Chickasaw



The Chickasaw are a Muskogean-speaking American Indian group whose aboriginal homeland was located in present-day northeastern Mississippi. The Chickasaw, one of the socalled Five Civilized Tribes, numbered about five thousand in 1600 and about seven thousand in 1980.

By the nineteenth century the expansion of White settlement and resulting pressure on land and animal resources had forced the Chickasaw to abandon hunting and take up farming on a full-time basis. Continued White expansion and desire for the Chickasaws' land slowly pushed the group to give up their lands and migrate to Indian Territory (Oklahoma), a process that was completed by 1832. In 1906 the tribal governments of the Chickasaw and the other Civilized Tribes were dissolved by the federal government. In the 1980s the descendents of the Chickasaw located in Oklahoma numbered approximately seven thousand, and their tribal affairs were overseen by a tribal governor and ten-member advisory council.

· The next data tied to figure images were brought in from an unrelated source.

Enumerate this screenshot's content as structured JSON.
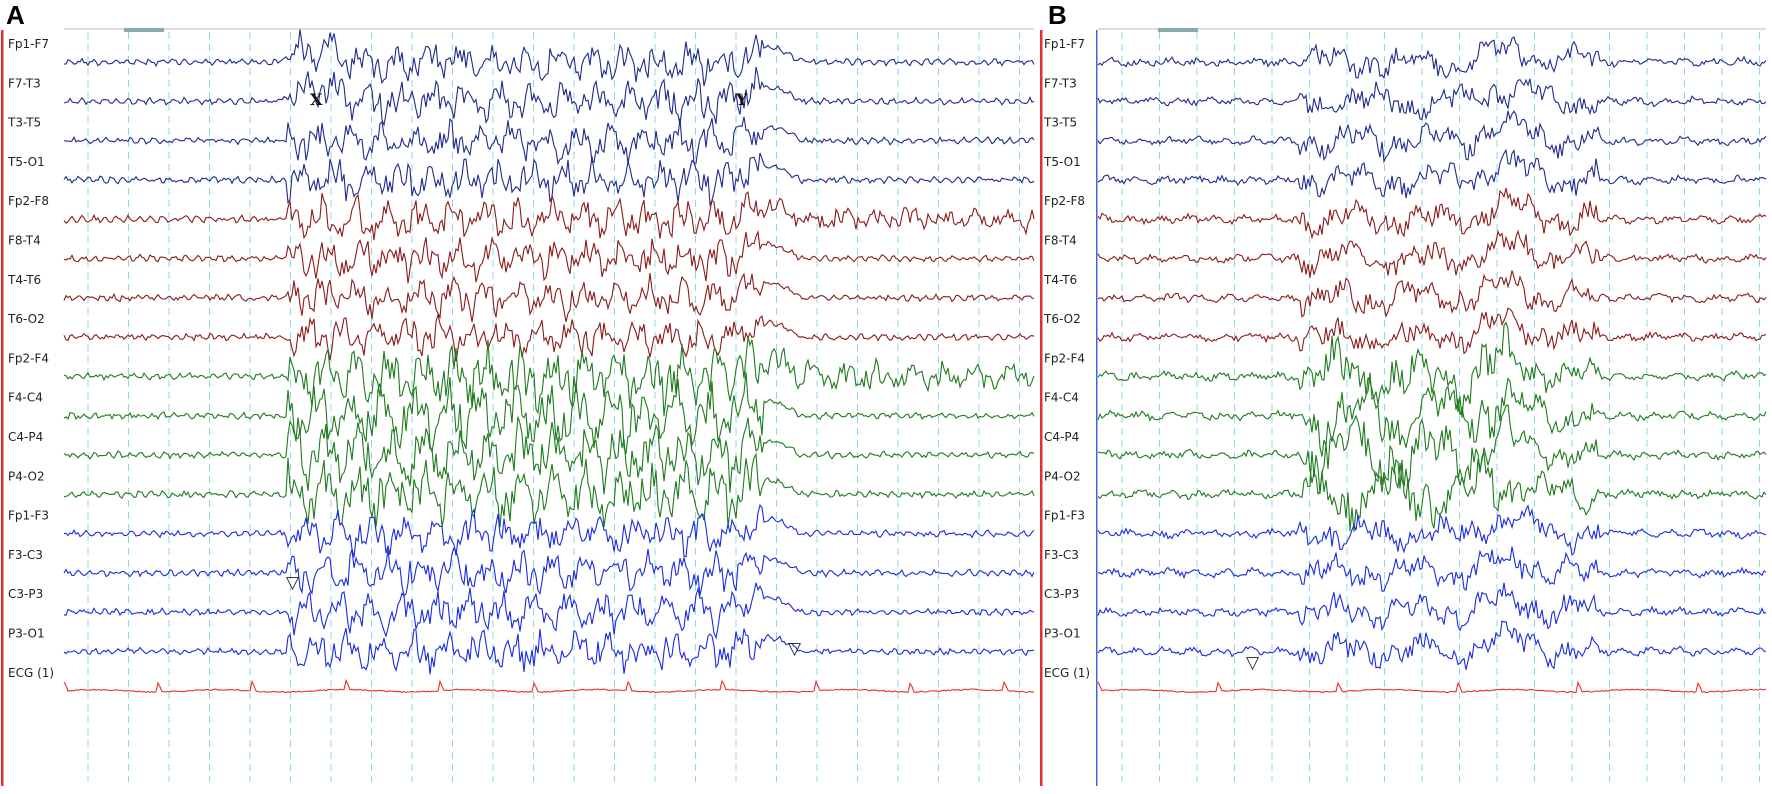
{
  "panels": [
    {
      "id": "A",
      "letter": "A",
      "channels": [
        "Fp1-F7",
        "F7-T3",
        "T3-T5",
        "T5-O1",
        "Fp2-F8",
        "F8-T4",
        "T4-T6",
        "T6-O2",
        "Fp2-F4",
        "F4-C4",
        "C4-P4",
        "P4-O2",
        "Fp1-F3",
        "F3-C3",
        "C3-P3",
        "P3-O1",
        "ECG (1)"
      ],
      "markers": {
        "x": "X",
        "y": "Y"
      },
      "arrowheads": [
        "▽",
        "▽"
      ]
    },
    {
      "id": "B",
      "letter": "B",
      "channels": [
        "Fp1-F7",
        "F7-T3",
        "T3-T5",
        "T5-O1",
        "Fp2-F8",
        "F8-T4",
        "T4-T6",
        "T6-O2",
        "Fp2-F4",
        "F4-C4",
        "C4-P4",
        "P4-O2",
        "Fp1-F3",
        "F3-C3",
        "C3-P3",
        "P3-O1",
        "ECG (1)"
      ],
      "arrowheads": [
        "▽"
      ]
    }
  ],
  "colors": {
    "left_temporal": "#1f2a8c",
    "right_temporal": "#8b1a1a",
    "right_parasagittal": "#1f7a1f",
    "left_parasagittal": "#1a2be0",
    "ecg": "#e8302a",
    "gridline": "#8fd8e0",
    "border": "#e03030"
  }
}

The Chickasaw subsisted through a combination of hunting, fishing, gathering, and agriculture. Bison, deer, and bear were the most prized game animals, and hunting expeditions often took the Chickasaw men on long excursions throughout the Mississippi valley region.

Chickasaw society was characterized by a moiety organization, each half of which was divided into a number of exogamous matrilineal clans. Each moiety was headed by a priest whose primary responsibility was to oversee religious Ceremonies. Political leadership was vested in a head chief whose position was inherited within the leading clan and who was advised by a council of clan leaders and elders. At the bottom of Chickasaw society was a class of slaves taken in battles with neighboring tribes.

The supreme deity of the Chickasaw was Ababinili, beneath whom there were numerous lesser deities, witches, and evil spirits. The Chickasaw believed that after death those who had led a good life found reward in the heavens, and those who were evil wandered endlessly in a land of witches.


Bibliography

Gibson, Arrell M. (1971). The Chickasaws. Norman: University of Oklahoma Press.

Kniffen, Fred B., Hiram F. Gregory, and George A. Stokes (1987). The Historic Indian Tribes of Louisiana: From 1542 to the Present. Baton Rouge: Louisiana State University Press.